In the US, commercial buildings use approximately 18 % of primary energy and 35 % of electricity at a cost of around $190 billion. Approximately 35-40 % of that energy is used for the operation of heating, ventilation, and air conditioning (HVAC) equipment. The HVAC industry is also facing a workforce shortage that makes it more difficult to keep up with demand for the maintenance and repair of HVAC systems. Artificial intelligence (AI) is being used to improve the operation of buildings, but challenges to widespread application exist. The challenges include the cost of implementation, a lack of trust, and the lack of building automation systems (BAS) in most commercial buildings in the US. While BAS exist in 60 % of commercial buildings over 4600 m2 (50,000 ft2), only 13 % of smaller commercial buildings have a BAS. The incorporation of AI to reduce operating costs and mitigate the impact of workforce shortages is, therefore, limited.

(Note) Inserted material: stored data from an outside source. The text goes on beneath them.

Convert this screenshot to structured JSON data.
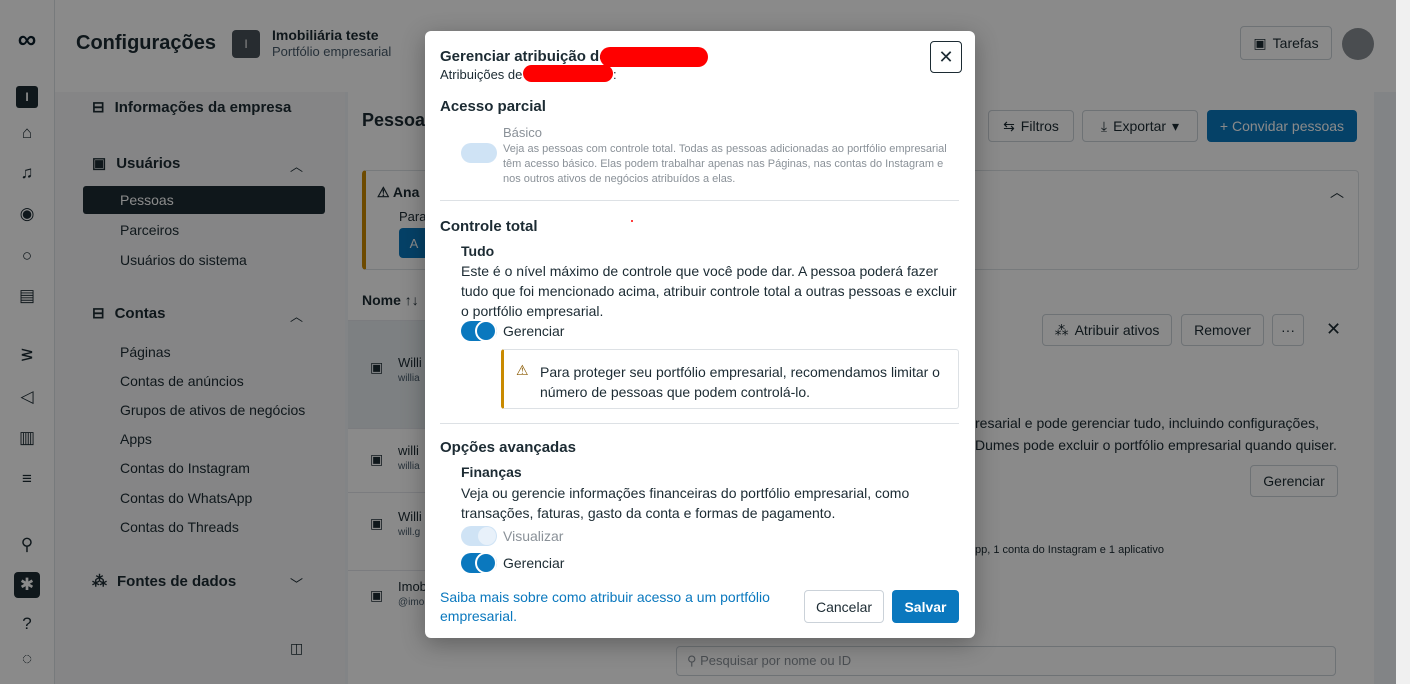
{
  "app": {
    "title": "Configurações",
    "business_name": "Imobiliária teste",
    "business_sub": "Portfólio empresarial",
    "business_initial": "I",
    "tasks_label": "Tarefas"
  },
  "rail": {
    "items": [
      "meta-logo",
      "business-icon",
      "home-icon",
      "bell-icon",
      "compass-icon",
      "chat-icon",
      "inbox-icon",
      "signal-icon",
      "megaphone-icon",
      "bar-chart-icon",
      "menu-icon",
      "search-icon",
      "settings-icon",
      "help-icon",
      "marketing-icon"
    ]
  },
  "sidebar": {
    "info_label": "Informações da empresa",
    "users_label": "Usuários",
    "users_items": [
      "Pessoas",
      "Parceiros",
      "Usuários do sistema"
    ],
    "accounts_label": "Contas",
    "accounts_items": [
      "Páginas",
      "Contas de anúncios",
      "Grupos de ativos de negócios",
      "Apps",
      "Contas do Instagram",
      "Contas do WhatsApp",
      "Contas do Threads"
    ],
    "data_sources_label": "Fontes de dados"
  },
  "main": {
    "title": "Pessoa",
    "filters_label": "Filtros",
    "export_label": "Exportar",
    "invite_label": "+ Convidar pessoas",
    "warn_title": "Ana",
    "warn_body": "Para",
    "warn_btn": "A",
    "name_column": "Nome ↑↓",
    "rows": [
      {
        "name": "Willi",
        "sub": "willia"
      },
      {
        "name": "willi",
        "sub": "willia"
      },
      {
        "name": "Willi",
        "sub": "will.g"
      },
      {
        "name": "Imob",
        "sub": "@imo"
      }
    ],
    "assign_assets_label": "Atribuir ativos",
    "remove_label": "Remover",
    "more_label": "···",
    "detail_line1": "resarial e pode gerenciar tudo, incluindo configurações,",
    "detail_line2": "Dumes pode excluir o portfólio empresarial quando quiser.",
    "manage_label": "Gerenciar",
    "assets_summary": "pp, 1 conta do Instagram e 1 aplicativo",
    "search_placeholder": "Pesquisar por nome ou ID"
  },
  "modal": {
    "title": "Gerenciar atribuição de ",
    "subtitle": "Atribuições de",
    "subtitle_end": ":",
    "partial": {
      "heading": "Acesso parcial",
      "basic_label": "Básico",
      "basic_desc": "Veja as pessoas com controle total. Todas as pessoas adicionadas ao portfólio empresarial têm acesso básico. Elas podem trabalhar apenas nas Páginas, nas contas do Instagram e nos outros ativos de negócios atribuídos a elas."
    },
    "full": {
      "heading": "Controle total",
      "all_label": "Tudo",
      "all_desc": "Este é o nível máximo de controle que você pode dar. A pessoa poderá fazer tudo que foi mencionado acima, atribuir controle total a outras pessoas e excluir o portfólio empresarial.",
      "manage_label": "Gerenciar",
      "warning": "Para proteger seu portfólio empresarial, recomendamos limitar o número de pessoas que podem controlá-lo."
    },
    "advanced": {
      "heading": "Opções avançadas",
      "finance_label": "Finanças",
      "finance_desc": "Veja ou gerencie informações financeiras do portfólio empresarial, como transações, faturas, gasto da conta e formas de pagamento.",
      "view_label": "Visualizar",
      "manage_label": "Gerenciar"
    },
    "learn_more": "Saiba mais sobre como atribuir acesso a um portfólio empresarial.",
    "cancel_label": "Cancelar",
    "save_label": "Salvar",
    "close_symbol": "✕"
  },
  "colors": {
    "accent": "#0a78be",
    "warning": "#c98a00",
    "redaction": "#ff0000"
  }
}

The focus of this project is to demonstrate, develop, and evaluate advanced control approaches for applications in commercial buildings in the US. The results will be shared with the public via publications, software shared on GitHub, and publicly available datasets; laboratory facilities are also available for collaborative research.
Objective
Demonstrate the feasibility of practical AI control techniques for reducing the energy costs of operating HVAC systems in commercial buildings and create a research infrastructure, the Intelligent Building Agents Laboratory (IBAL) and Virtual Cybernetic Building Testbed (VCBT), suitable for ongoing demonstration, development, and evaluation of advanced AI technologies.
Technical Idea
NIST is investigating intelligent agents as a means to make more intelligent control decisions, automatically find and diagnose faults, and allow existing staff to do their jobs more effectively. Intelligent agents are an AI-based approach that can learn the performance and status of the systems and equipment they monitor and can communicate and collaborate with other agents to achieve a common goal, such as minimizing the cost of operations, maximizing occupant comfort, identifying and diagnosing problems, supporting grid flexibility, etc. Intelligent agents can be deployed in a distributed manner, which will decrease the computational requirements of the system. This work requires simulation and prototyping tools for rapid testing of AI approaches as well as a laboratory facility where promising approaches are tested.
Research Plan
The AI-Optimized Building Controls project has two primary components: 1) the development and evaluation of AI-based control algorithms for HVAC operations and 2) support for research efforts that require access to real HVAC systems or controllers.
The Intelligent Building Agent Simulation (IBASIM) program will be used to quickly test and revise new and existing control algorithms and examine their performance under different scenarios, all while comparing them to baseline controllers. IBASIM is a simulation platform that includes a validated and calibrated simulation of the IBAL and a virtual building model. One baseline gaining popularity in industry is ASHRAE Guideline 36, which defines high performance sequences of operation and therefore is an appropriate state-of-the-art baseline. As with all simulations, IBASIM does not capture all of the dynamic, transient, and stochastic behavior of real equipment, so the most promising algorithms will be tested in the IBAL to determine how well they perform in a real system.
Algorithms will be refined based on considerations including the cost of implementing an approach and the savings realized from operating the system more efficiently. In addition, the computational efficiency will be evaluated in order to understand what type of platform (workstation, edge computing, cloud computing, local controller, etc.) is required to run an algorithm.
The IBAL will be used to test algorithms that will enhance the reliability of HVAC systems and in support of the development of a semantic framework for the interoperability of building systems. It provides a flexible platform on which ideas can be tested under repeatable conditions before they are deployed in larger, more complex commercial buildings. Additional opportunities for collaborations that support American commerce continue to be explored.